Mystery deaths go unsolved

Published Jun 24, 2012

Share

South Africa’s worsening forensic nightmare has allowed the alleged murderers in two high-profile cases, one involving a two-year-old child, to allegedly continue committing crimes – because toxicology tests in previous cases they’re linked to are held up in a 15 000-strong testing backlog.

While one police expert has warned that the state could be held liable by the families after the murders of their loved ones, the national health department says it will take at least two years to get rid of the backlog.

The two cases are:

 

l Sabre Jacobs, 2, died in May 2008. Because it was believed he swallowed a toxic substance, a toxicology report was requested.

Four years later, on December 30 last year, the child’s mother, Zulpha Jacobs, was arrested for allegedly killing a younger child, Tariq, who was also two when he died. Tariq was born more than a year after Sabre’s death.

So far, all four of Jacobs’s children have died.

 

l In the second case, the former husband of Zaheera Wookey, of Walkerville in Gauteng, died in mysterious circumstances in hospital in 2010. A toxicology report was requested.

While awaiting the results, Wookey allegedly murdered another man, John Naisby, an 83-year-old pensioner from Cape Town who flew to meet Wookey after a Facebook fling with her.

 

Four men previously involved with Wookey have also died.

Rudolph Zinn, professor of policing at Unisa’s School of Criminal Justice and Police Practice, told Weekend Argus the mammoth testing backlog had now overtaken the equally concerning backlog in DNA testing, which could have stopped serial killer Moses Sithole if his DNA tests were properly checked when he attacked and raped his first victim.

Sithole was released after raping a woman in 1994, even though forensic tests were done. But they were not properly filed or timeously received, so his crime spree continued.

Sithole killed 38 people and committed 40 rapes before finally being brought to justice in 1997, when the court sentenced him to more than 2 000 years behind bars.

 

“All the crimes after the first rape could have been prevented,” said Zinn.

 

Last year Weekend Argus reported on family members who were told they should expect to wait five to 10 years for forensic testing to be completed in cases involving their loved ones.

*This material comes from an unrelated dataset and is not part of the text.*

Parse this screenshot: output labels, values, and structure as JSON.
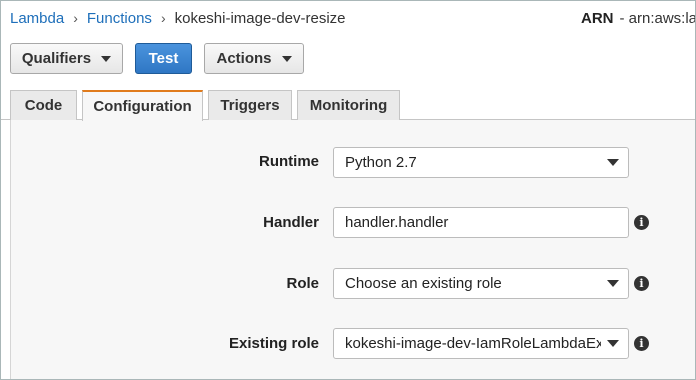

One was Eva Taylor, mother of Kurt Taylor, who collapsed and died in February last year after playing pool with his cousin at an entertainment venue in Joburg.

 

Zinn said a repeat of the DNA backlog was occurring, this time with toxicology.

“By the time the state realises what’s going on, there’s been unnecessary loss of life,” he charged, adding that the state was obliged to protect people.

“By not processing toxicology tests, they’re allowing criminals to commit repeat offences that could have been prevented,” Zinn said.

The current long wait for the results of toxicology tests, done at three forensic chemistry laboratories of the Department of Health, based in Cape Town, Johannesburg and Pretoria, runs to five to six years. There is also a considerable lack of necessary skills.

 

Health Department spokesman Fidel Hadebe acknowledged it would take at least another two years to address the backlog, and that they were being inundated with complaints from frustrated members of the public.

Alida Grove, the department’s director of forensic pathology services, said the complaints were about everything from murder cases to “individuals who have been found dead with no sign as to the cause of death”.

She revealed that 29 aspirant analysts and 70 interns were currently being trained.

Hadebe said the new staff would have to be trained before the work could be done properly and timeously. The problem arose because so many staff had left for more pay in the private sector.

When Grove was asked whether families had the choice of going the private sector route for testing, she said this was impossible, since “toxicology tests have to be done by forensic science laboratories”.